I hate that guys feel like they can tell women whether or not to wear makeup. Hey, newsflash? We're not wearing it to impress you. Okay, some of us are. But lots of us wear it because it's fun. Or it makes us feel good to wear it. Why do so many men think women want to hear that they look better without makeup, that it's some kind of compliment to criticize our appearance or give us permission to not use makeup? That's gross, guys. It's gross.
"Let me help you out of what little there is of this dress. It really should come with a health warning." He turns me around and undoes the single button at the neck.
"You were so mad," I murmur.
"Yes. I was."
"No. Not at you." He kisses my shoulder. "For once."
I smile. Not mad at me. This is progress.
It's progress that her husband doesn't hold her responsible for the bad actions of another person. Yes, truly, I see what everyone was saying about Christian getting SOOOOO MUUUUUUCH BEEEETTTTEEEEERRRR in the third book. What was I thinking? Clearly, this is a bastion of feminism and empowerment for women.

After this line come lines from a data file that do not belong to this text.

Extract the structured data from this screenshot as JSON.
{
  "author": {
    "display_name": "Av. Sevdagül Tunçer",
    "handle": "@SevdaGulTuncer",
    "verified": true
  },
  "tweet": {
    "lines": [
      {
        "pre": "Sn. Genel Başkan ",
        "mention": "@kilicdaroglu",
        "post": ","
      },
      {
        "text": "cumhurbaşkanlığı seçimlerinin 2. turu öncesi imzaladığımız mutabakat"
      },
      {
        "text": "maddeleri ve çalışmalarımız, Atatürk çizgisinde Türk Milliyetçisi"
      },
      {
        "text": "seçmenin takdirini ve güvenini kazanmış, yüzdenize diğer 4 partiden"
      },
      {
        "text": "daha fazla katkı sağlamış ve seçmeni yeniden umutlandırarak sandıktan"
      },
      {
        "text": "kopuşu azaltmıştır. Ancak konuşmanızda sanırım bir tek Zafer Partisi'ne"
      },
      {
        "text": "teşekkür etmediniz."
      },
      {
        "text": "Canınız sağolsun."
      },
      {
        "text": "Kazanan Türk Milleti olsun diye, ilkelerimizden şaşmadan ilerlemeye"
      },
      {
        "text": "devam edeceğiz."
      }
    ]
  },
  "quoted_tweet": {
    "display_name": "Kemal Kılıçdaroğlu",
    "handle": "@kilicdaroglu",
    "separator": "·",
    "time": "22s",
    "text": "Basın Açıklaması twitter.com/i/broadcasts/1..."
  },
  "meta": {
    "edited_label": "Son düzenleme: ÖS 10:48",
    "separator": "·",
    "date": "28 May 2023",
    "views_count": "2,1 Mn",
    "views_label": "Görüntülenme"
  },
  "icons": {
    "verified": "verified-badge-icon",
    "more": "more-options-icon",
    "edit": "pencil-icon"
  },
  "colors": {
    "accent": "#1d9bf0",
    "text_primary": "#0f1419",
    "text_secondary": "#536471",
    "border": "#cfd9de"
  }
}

But even though Ana wants to have sex with Christian, he won't. Because she's drunk (that's never stopped him before, in fact, he used to get her drunk to get her to consent), because she's tired (even though she's insisting she's not), because of the altitude (didn't bother him in the bathroom earlier). She's being punished, regardless of the "progress" he's made. He won't sleep with her, because she wore slutty makeup and a slutty dress and some other man touched her. Even though he doesn't tell her this, it's pretty fucking transparent; he's ready to ravish her at a moment's notice, until she expresses confidence in her sexuality and her body. Instead, he's going to go work, while on vacation, because that's something he can control.
"Close your eyes. When I come back to bed, I'll expect you to be asleep." It's a threat, a command... it's Christian.
Swoon, ladies. Swooooooon.
I grin widely, the word progress running around my brain as I drift.
And if you couldn't tell from the fact that she's falling asleep, the chapter is over.